Loretta's eyes teared up. "I better get back to work.

Johnny grabbed her arm gently, then let go. "Loretta, I'd like to be friends. Nice to know someone out here, someone I can talk to."

"Oh, is that what we are? Friends?"

"We could be. Hey, how would you like to read the screenplay I did for my book?"

"Are you going to write it on your napkin and leave it for me?"

"No, it's at home. You can stop by later and pick it up, if you want. Or else I'll drop it off at your place. Where are you living now?"

"Why?"

"Okay, forget it then."

"No, wait. I'm sorry, Johnny. Actually, I live in Hollywood, in a dumpy place with two of my sorority sisters. Well, one now.
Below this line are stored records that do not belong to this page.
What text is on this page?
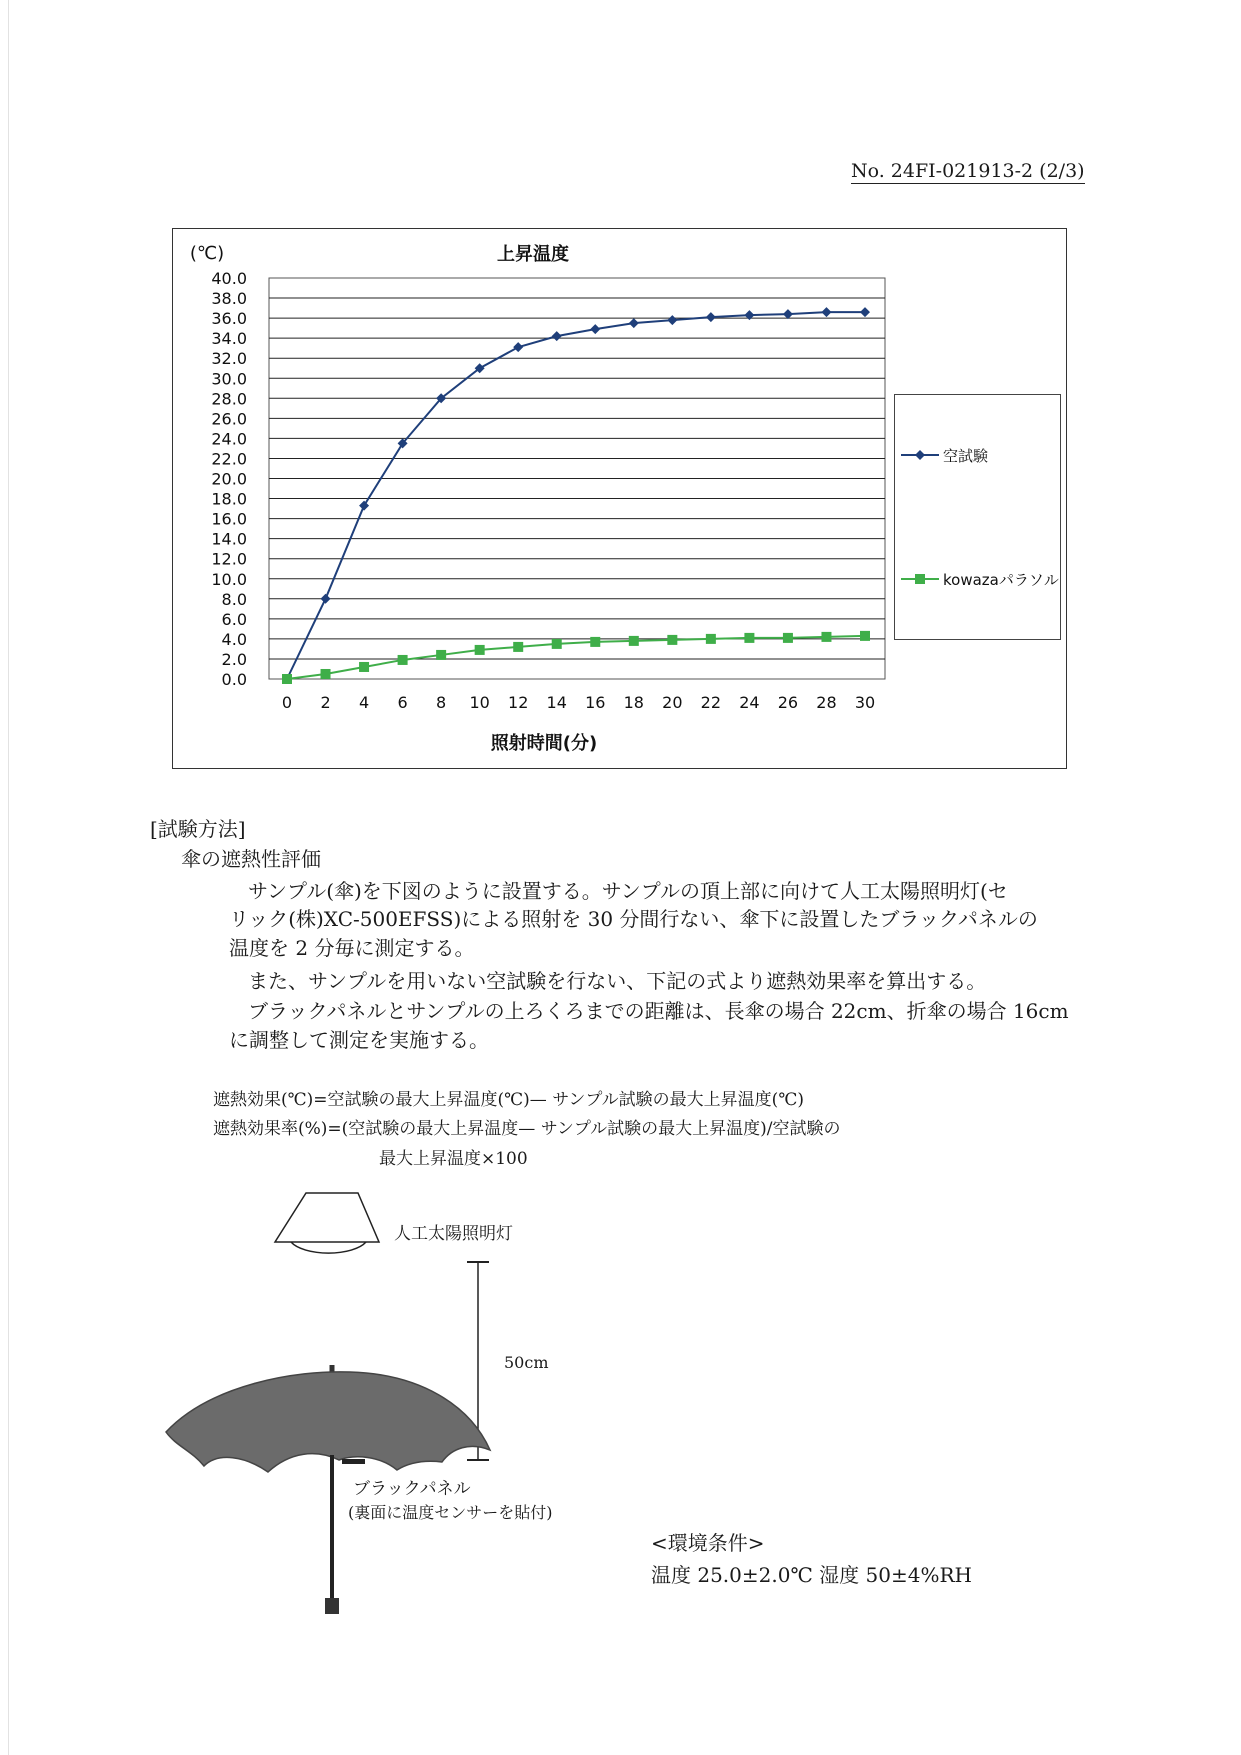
No. 24FI-021913-2 (2/3)
0.0
2.0
4.0
6.0
8.0
10.0
12.0
14.0
16.0
18.0
20.0
22.0
24.0
26.0
28.0
30.0
32.0
34.0
36.0
38.0
40.0
0 2 4 6 8 10 12 14 16 18 20 22 24 26 28 30
上昇温度
(℃)
照射時間(分)
空試験
kowazaパラソル
[試験方法]
傘の遮熱性評価
サンプル(傘)を下図のように設置する。サンプルの頂上部に向けて人工太陽照明灯(セ
リック(株)XC-500EFSS)による照射を 30 分間行ない、傘下に設置したブラックパネルの
温度を 2 分毎に測定する。
また、サンプルを用いない空試験を行ない、下記の式より遮熱効果率を算出する。
ブラックパネルとサンプルの上ろくろまでの距離は、長傘の場合 22cm、折傘の場合 16cm
に調整して測定を実施する。
遮熱効果(℃)=空試験の最大上昇温度(℃)— サンプル試験の最大上昇温度(℃)
遮熱効果率(%)=(空試験の最大上昇温度— サンプル試験の最大上昇温度)/空試験の
最大上昇温度×100
人工太陽照明灯
50cm
ブラックパネル
(裏面に温度センサーを貼付)
<環境条件>
温度 25.0±2.0℃ 湿度 50±4%RH
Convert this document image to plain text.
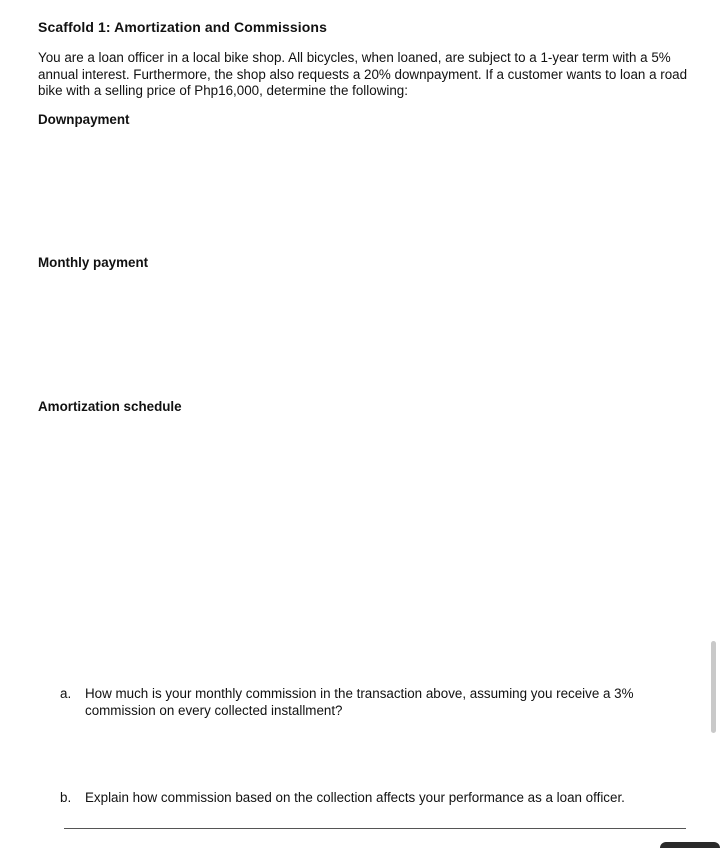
Scaffold 1: Amortization and Commissions
You are a loan officer in a local bike shop. All bicycles, when loaned, are subject to a 1-year term with a 5% annual interest. Furthermore, the shop also requests a 20% downpayment. If a customer wants to loan a road bike with a selling price of Php16,000, determine the following:
Downpayment
Monthly payment
Amortization schedule
a.	How much is your monthly commission in the transaction above, assuming you receive a 3% commission on every collected installment?
b.	Explain how commission based on the collection affects your performance as a loan officer.
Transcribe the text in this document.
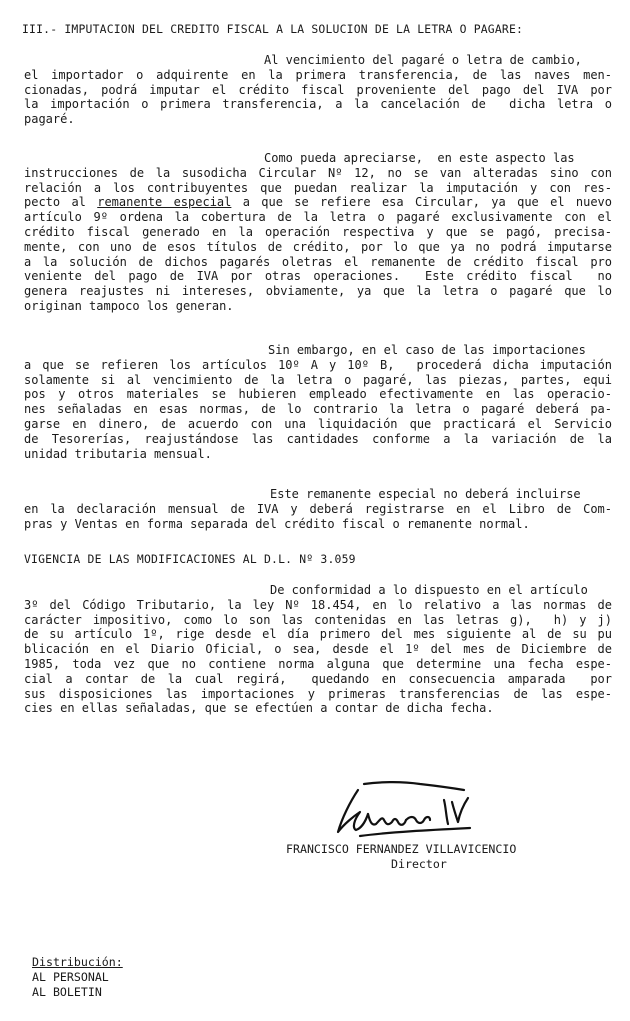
III.- IMPUTACION DEL CREDITO FISCAL A LA SOLUCION DE LA LETRA O PAGARE:
Al vencimiento del pagaré o letra de cambio,
el importador o adquirente en la primera transferencia, de las naves men-
cionadas, podrá imputar el crédito fiscal proveniente del pago del IVA por
la importación o primera transferencia, a la cancelación de  dicha letra o
pagaré.
Como pueda apreciarse,  en este aspecto las
instrucciones de la susodicha Circular Nº 12, no se van alteradas sino con
relación a los contribuyentes que puedan realizar la imputación y con res-
pecto al remanente especial a que se refiere esa Circular, ya que el nuevo
artículo 9º ordena la cobertura de la letra o pagaré exclusivamente con el
crédito fiscal generado en la operación respectiva y que se pagó, precisa-
mente, con uno de esos títulos de crédito, por lo que ya no podrá imputarse
a la solución de dichos pagarés oletras el remanente de crédito fiscal pro
veniente del pago de IVA por otras operaciones.  Este crédito fiscal  no
genera reajustes ni intereses, obviamente, ya que la letra o pagaré que lo
originan tampoco los generan.
Sin embargo, en el caso de las importaciones
a que se refieren los artículos 10º A y 10º B,  procederá dicha imputación
solamente si al vencimiento de la letra o pagaré, las piezas, partes, equi
pos y otros materiales se hubieren empleado efectivamente en las operacio-
nes señaladas en esas normas, de lo contrario la letra o pagaré deberá pa-
garse en dinero, de acuerdo con una liquidación que practicará el Servicio
de Tesorerías, reajustándose las cantidades conforme a la variación de la
unidad tributaria mensual.
Este remanente especial no deberá incluirse
en la declaración mensual de IVA y deberá registrarse en el Libro de Com-
pras y Ventas en forma separada del crédito fiscal o remanente normal.
VIGENCIA DE LAS MODIFICACIONES AL D.L. Nº 3.059
De conformidad a lo dispuesto en el artículo
3º del Código Tributario, la ley Nº 18.454, en lo relativo a las normas de
carácter impositivo, como lo son las contenidas en las letras g),  h) y j)
de su artículo 1º, rige desde el día primero del mes siguiente al de su pu
blicación en el Diario Oficial, o sea, desde el 1º del mes de Diciembre de
1985, toda vez que no contiene norma alguna que determine una fecha espe-
cial a contar de la cual regirá,  quedando en consecuencia amparada  por
sus disposiciones las importaciones y primeras transferencias de las espe-
cies en ellas señaladas, que se efectúen a contar de dicha fecha.
FRANCISCO FERNANDEZ VILLAVICENCIO
Director
Distribución:
AL PERSONAL
AL BOLETIN
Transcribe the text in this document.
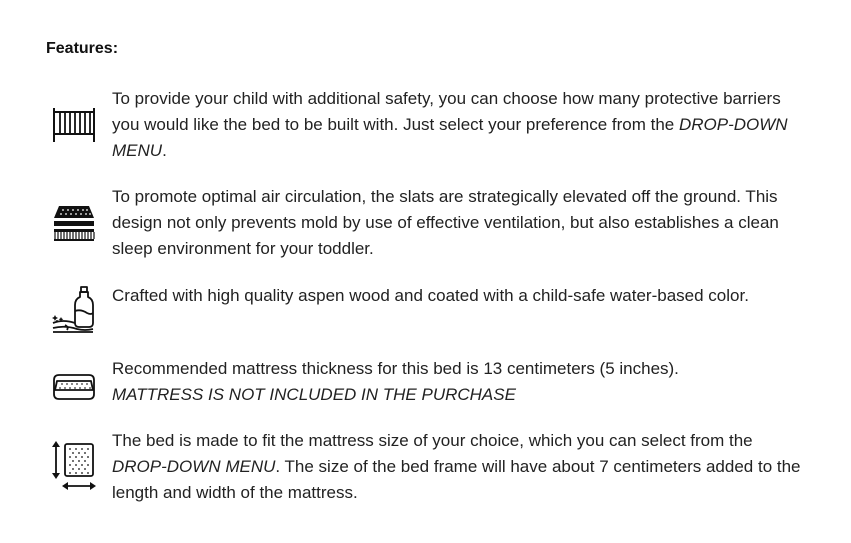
Features:

To provide your child with additional safety, you can choose how many protective barriers you would like the bed to be built with. Just select your preference from the DROP-DOWN MENU.

To promote optimal air circulation, the slats are strategically elevated off the ground. This design not only prevents mold by use of effective ventilation, but also establishes a clean sleep environment for your toddler.

Crafted with high quality aspen wood and coated with a child-safe water-based color.

Recommended mattress thickness for this bed is 13 centimeters (5 inches).
MATTRESS IS NOT INCLUDED IN THE PURCHASE

The bed is made to fit the mattress size of your choice, which you can select from the DROP-DOWN MENU. The size of the bed frame will have about 7 centimeters added to the length and width of the mattress.
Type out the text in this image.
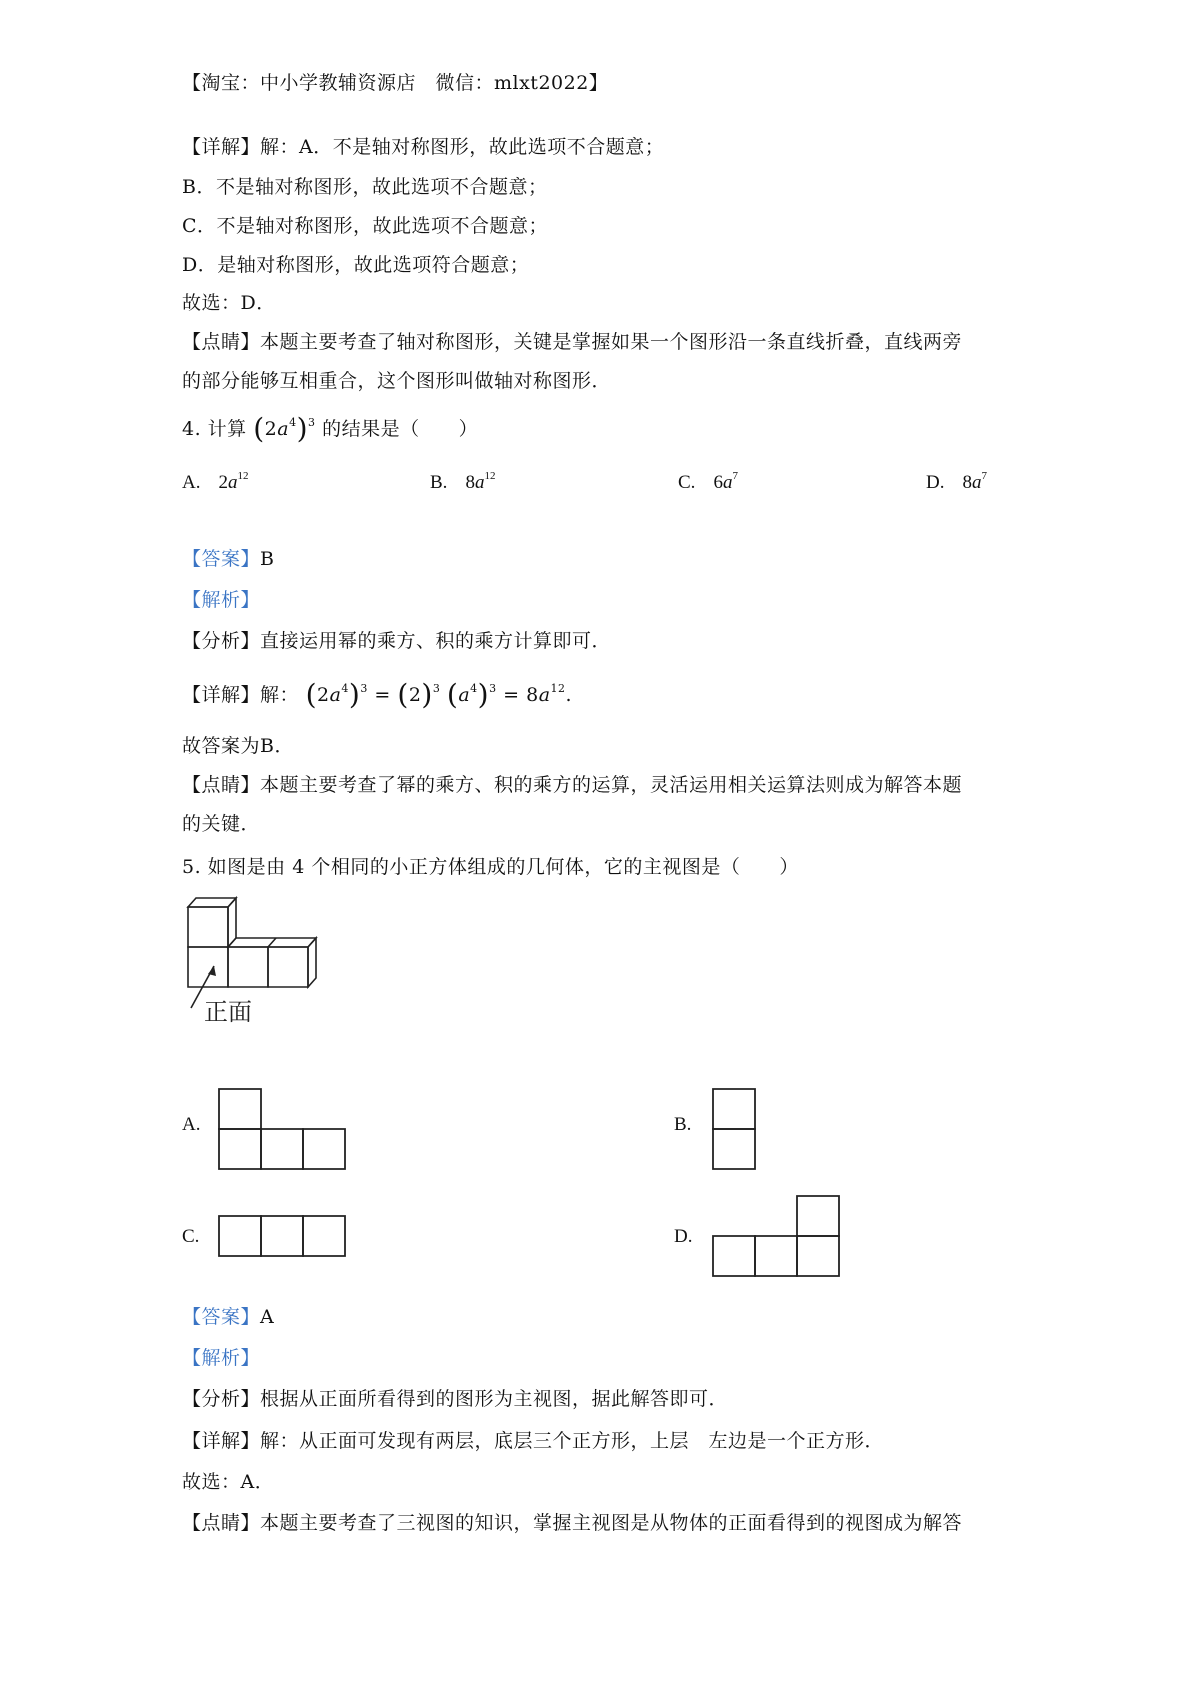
【淘宝：中小学教辅资源店　微信：mlxt2022】
【详解】解：A．不是轴对称图形，故此选项不合题意；
B．不是轴对称图形，故此选项不合题意；
C．不是轴对称图形，故此选项不合题意；
D．是轴对称图形，故此选项符合题意；
故选：D．
【点睛】本题主要考查了轴对称图形，关键是掌握如果一个图形沿一条直线折叠，直线两旁
的部分能够互相重合，这个图形叫做轴对称图形．
4. 计算 $(2a^4)^3$ 的结果是（　　）
A. $2a^{12}$	B. $8a^{12}$	C. $6a^7$	D. $8a^7$
【答案】B
【解析】
【分析】直接运用幂的乘方、积的乘方计算即可．
【详解】解： $(2a^4)^3 = (2)^3$ $(a^4)^3 = 8a^{12}$.
故答案为B．
【点睛】本题主要考查了幂的乘方、积的乘方的运算，灵活运用相关运算法则成为解答本题
的关键．
5. 如图是由 4 个相同的小正方体组成的几何体，它的主视图是（　　）
正面
A.	B.
C.	D.
【答案】A
【解析】
【分析】根据从正面所看得到的图形为主视图，据此解答即可．
【详解】解：从正面可发现有两层，底层三个正方形，上层　左边是一个正方形．
故选：A．
【点睛】本题主要考查了三视图的知识，掌握主视图是从物体的正面看得到的视图成为解答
The other just moved out. She's marrying a producer."

"Great."

Loretta narrowed her eyes again. "So you think I'd be right for a part in your script?" Loretta asked seductively.

"Maybe."

"What part would that be?"

"You'll see. I'll have you meet the director tomorrow or something. Mickey Rourke's already been signed for it, too."

Loretta squealed. "Oh! He's so sexy! For an old guy."

Johnny rolled his eyes. "Yea, whatever. So you wanna come over tonight and pick up the script or what?"

"What time?"

"I dunno. Eight. Here's my number."

"Oh, I have to call you."

"If you want the part."

"I want it, believe me. Whatever it is."

"Oh, you'll like it," Johnny said with a wink. "It's right down your alley."

"You mean up my alley," she said. He grinned and nodded. Loretta smiled, poured Johnny another cup of coffee, and he went back to his paper. Then she went back into the kitchen and when the chef wasn't looking, slipped a butcher knife into her purse.